When we talk about probability, it's really important to know what a complement is!

So, what is a complement? It’s just a way of describing all the outcomes that don’t belong to a certain event.

Let’s look at an example with a regular six-sided die.

If the event we’re talking about is rolling an even number (like 2, 4, or 6), then the complement is rolling an odd number (which would be 1, 3, or 5).

Now, how do we figure out the probability of the complement? Here’s a simple guide:

1. Find the probability of the event: For our example, if we want to know the chance of rolling an even number (let’s call this event A), we find that there are three even numbers out of six possible outcomes. So, the probability of event A is $P(A) = \frac{3}{6} = \frac{1}{2}$.

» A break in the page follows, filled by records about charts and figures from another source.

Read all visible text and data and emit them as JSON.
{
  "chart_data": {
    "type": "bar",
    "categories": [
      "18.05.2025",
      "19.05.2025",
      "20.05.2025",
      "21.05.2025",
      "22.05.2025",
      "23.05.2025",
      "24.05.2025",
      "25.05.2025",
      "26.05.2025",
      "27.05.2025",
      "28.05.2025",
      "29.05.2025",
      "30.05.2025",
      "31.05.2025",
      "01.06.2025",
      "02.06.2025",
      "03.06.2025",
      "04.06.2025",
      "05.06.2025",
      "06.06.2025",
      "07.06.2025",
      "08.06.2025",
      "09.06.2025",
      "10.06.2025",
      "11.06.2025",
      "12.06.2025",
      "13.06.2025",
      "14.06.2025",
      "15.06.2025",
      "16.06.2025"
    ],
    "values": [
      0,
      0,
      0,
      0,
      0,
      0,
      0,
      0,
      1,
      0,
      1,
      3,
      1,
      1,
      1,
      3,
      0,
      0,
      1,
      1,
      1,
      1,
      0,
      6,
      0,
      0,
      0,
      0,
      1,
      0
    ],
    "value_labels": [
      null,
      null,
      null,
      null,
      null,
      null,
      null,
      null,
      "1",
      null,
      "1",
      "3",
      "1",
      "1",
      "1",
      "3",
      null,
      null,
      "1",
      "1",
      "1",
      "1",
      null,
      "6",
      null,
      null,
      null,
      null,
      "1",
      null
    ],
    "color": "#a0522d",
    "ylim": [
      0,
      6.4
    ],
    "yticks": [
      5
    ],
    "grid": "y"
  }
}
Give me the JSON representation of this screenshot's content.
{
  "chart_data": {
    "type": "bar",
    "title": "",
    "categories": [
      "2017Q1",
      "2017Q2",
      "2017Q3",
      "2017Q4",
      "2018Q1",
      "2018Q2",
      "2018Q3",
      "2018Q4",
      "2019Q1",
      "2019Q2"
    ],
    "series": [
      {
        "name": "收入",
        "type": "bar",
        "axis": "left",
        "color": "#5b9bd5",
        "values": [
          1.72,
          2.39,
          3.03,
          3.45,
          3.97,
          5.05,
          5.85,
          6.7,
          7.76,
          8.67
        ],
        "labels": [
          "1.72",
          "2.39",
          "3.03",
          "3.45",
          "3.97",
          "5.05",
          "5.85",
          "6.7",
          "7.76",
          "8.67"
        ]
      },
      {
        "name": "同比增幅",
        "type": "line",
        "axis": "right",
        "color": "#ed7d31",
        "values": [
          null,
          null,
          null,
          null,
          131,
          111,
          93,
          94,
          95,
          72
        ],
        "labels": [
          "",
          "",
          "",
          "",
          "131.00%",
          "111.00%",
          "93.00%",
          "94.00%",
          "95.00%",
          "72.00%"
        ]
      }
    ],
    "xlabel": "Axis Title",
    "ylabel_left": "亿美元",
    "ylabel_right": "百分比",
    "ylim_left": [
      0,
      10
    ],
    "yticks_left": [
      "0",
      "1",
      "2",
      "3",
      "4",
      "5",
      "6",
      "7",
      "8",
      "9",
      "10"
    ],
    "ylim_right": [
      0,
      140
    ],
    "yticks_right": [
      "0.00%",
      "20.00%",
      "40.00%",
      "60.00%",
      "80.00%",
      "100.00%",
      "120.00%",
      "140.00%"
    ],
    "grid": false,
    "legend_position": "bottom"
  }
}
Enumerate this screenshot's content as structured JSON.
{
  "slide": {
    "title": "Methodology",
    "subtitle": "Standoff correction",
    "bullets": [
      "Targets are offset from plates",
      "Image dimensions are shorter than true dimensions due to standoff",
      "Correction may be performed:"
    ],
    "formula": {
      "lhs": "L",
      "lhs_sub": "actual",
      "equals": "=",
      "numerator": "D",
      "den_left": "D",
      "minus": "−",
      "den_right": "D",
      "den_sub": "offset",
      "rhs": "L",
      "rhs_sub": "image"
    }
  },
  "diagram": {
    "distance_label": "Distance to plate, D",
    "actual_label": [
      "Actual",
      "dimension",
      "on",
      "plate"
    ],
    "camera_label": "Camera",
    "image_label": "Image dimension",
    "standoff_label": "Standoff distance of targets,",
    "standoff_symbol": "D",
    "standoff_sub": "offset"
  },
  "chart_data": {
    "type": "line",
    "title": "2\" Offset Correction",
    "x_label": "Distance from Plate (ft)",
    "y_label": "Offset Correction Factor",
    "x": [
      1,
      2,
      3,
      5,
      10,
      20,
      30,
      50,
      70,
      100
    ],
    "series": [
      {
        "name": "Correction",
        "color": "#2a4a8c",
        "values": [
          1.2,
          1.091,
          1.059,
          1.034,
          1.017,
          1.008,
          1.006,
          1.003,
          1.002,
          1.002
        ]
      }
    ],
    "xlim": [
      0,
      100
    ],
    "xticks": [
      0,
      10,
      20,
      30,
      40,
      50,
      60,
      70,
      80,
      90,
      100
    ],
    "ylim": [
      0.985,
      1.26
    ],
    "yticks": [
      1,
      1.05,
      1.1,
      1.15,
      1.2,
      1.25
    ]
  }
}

2. Use the complement rule: To find the probability of the complement of event A (we can call this $P(A')$), we use this formula:

   $P(A') = 1 - P(A)$

   In our example, that means:

   $P(A') = 1 - P(A) = 1 - \frac{1}{2} = \frac{1}{2}$

3. Check your work: It’s good to double-check! The probabilities of an event and its complement should add up to 1. In this case:

   $P(A) + P(A') = \frac{1}{2} + \frac{1}{2} = 1$

Let’s sum it all up in a quick list!

• Identify the event: Figure out the probability of what you’re looking at.
• Calculate the probability of the complement: Use the complement rule.
• Verify: Make sure the probabilities add to 1.

Knowing about complements can really help you tackle many probability problems with ease!